If you didn’t celebrate Valentine’s Day this year, don’t worry. At the Qixi Festival, one can also mark the day of love. Celine You’s latest Google Doodle, which features red stamps and depicts a day celebrated in Taiwan, Singapore, and other parts of Asia, is based on a love story.

According to Doodles Archive, it is also known as the Double Seventh Festival, the Night of the Sevens, and the Magpie Festival. It is observed on the seventh day of the seventh month according to the lunar calendar. On this day, singles and couples give gifts like candy and roses to those who spark their amorous interest.

The Qixi Festival’s past

The celebration’s beginnings can be found in the Han Dynasty. Older traditions included flower-hanging ceremonies in honor of oxen, worship rites for Zhinu (one of the festival’s mythological figures), and craft demonstrations.

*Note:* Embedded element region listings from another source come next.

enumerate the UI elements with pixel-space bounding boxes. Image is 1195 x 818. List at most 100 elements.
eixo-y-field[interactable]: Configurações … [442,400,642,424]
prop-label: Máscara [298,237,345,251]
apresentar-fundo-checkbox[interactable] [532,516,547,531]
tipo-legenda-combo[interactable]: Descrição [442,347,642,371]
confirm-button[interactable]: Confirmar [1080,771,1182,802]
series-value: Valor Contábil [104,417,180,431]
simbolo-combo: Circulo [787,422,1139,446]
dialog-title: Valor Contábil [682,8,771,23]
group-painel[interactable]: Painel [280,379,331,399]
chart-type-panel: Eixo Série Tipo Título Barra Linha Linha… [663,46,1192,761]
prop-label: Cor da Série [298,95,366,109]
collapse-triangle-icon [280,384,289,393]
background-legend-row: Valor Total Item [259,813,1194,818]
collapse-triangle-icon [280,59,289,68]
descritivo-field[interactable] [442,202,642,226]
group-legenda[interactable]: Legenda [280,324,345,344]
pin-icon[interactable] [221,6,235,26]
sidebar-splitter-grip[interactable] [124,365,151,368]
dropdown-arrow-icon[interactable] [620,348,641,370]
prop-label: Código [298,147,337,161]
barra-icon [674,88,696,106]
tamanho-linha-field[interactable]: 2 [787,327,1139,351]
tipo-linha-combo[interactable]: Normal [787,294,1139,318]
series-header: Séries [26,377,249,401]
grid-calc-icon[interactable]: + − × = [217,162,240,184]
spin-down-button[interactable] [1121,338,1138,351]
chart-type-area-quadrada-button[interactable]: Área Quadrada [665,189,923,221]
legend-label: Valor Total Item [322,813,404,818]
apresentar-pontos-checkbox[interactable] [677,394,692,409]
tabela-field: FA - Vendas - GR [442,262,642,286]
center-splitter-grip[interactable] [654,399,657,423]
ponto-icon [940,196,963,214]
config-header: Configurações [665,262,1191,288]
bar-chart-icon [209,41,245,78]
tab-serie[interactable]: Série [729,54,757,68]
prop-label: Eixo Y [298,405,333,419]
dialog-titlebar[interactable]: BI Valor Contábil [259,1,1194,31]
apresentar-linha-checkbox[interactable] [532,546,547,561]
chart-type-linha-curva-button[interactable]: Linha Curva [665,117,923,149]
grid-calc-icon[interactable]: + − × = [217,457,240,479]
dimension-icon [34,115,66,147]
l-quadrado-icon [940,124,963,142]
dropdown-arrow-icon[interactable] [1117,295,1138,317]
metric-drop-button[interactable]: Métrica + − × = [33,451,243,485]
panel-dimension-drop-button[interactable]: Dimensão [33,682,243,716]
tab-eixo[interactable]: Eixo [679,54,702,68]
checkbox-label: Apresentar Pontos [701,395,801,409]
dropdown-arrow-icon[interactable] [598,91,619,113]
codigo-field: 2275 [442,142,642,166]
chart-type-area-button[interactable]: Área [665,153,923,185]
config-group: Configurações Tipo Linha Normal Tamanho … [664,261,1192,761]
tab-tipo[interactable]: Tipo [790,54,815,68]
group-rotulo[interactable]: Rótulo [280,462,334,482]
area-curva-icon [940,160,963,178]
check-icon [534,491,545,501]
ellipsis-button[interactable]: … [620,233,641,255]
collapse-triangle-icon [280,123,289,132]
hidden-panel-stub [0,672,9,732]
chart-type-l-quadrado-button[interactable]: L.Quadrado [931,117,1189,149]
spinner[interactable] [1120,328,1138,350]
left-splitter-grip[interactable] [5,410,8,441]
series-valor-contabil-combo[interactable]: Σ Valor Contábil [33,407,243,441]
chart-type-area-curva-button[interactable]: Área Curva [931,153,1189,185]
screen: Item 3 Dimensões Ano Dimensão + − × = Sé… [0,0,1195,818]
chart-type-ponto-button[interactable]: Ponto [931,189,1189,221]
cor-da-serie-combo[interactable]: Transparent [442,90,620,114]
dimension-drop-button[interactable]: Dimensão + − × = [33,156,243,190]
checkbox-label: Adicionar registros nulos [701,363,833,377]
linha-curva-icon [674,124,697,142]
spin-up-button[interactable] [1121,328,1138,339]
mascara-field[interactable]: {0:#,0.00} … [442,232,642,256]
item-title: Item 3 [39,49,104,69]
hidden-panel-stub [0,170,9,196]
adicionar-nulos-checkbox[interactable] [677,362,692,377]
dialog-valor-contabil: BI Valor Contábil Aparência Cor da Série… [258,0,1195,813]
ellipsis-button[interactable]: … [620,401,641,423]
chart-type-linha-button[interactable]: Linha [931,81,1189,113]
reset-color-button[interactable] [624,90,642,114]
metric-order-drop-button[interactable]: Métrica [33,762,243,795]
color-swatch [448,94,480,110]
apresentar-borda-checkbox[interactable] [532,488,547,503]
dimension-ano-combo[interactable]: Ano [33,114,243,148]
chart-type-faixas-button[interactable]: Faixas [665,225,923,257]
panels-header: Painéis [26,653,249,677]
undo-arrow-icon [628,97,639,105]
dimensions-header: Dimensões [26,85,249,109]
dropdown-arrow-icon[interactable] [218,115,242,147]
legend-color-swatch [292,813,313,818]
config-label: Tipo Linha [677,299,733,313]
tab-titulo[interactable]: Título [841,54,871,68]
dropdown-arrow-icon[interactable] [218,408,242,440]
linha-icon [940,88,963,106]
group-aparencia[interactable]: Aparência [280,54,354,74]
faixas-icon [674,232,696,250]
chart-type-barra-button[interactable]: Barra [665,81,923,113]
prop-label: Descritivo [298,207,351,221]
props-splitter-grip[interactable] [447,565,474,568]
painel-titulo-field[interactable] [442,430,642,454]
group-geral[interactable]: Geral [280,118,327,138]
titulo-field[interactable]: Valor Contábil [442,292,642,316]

The festival’s origin story

The fable of the day is about two star-crossed lovers: Zhinu, a weaver and the daughter of a powerful deity, and Niulang, a lowly oxherd. These two fell deeply in love despite their differences. And Zhinu made the wrong choice to remain on Earth, where she carried out her duties as a weaver, got hitched, lived happily ever after with Niulang, and eventually gave birth to a boy and a daughter.

Doodle’s Archive claims that Zhinu was forced to return once the queen mother of the heavens learned about their marriage. To save his wife, Niulang sprang into the air above, followed by their two children. He tried to go to Zhinu, but the queen used her hairpin to make the Milky Way a river between the Earth and the heavens. The queen did, however, consent to allowing the family to reconnect on the double seventh via a bridge of magpies flying over the river because the couple’s agony was felt throughout the cosmos.

On this day, women wear Hanfu, a style of traditional Chinese clothing that features a long, flowing robe, loose sleeves, and a belt around the waist, according to Timeout. They spend the entire day presenting Zhinu with offerings of tea, wine, flowers, and various fruits in an effort to gain enlightenment and have their wishes granted. Women would pray to the celestial couple for a good husband, and newlyweds would pray for a child.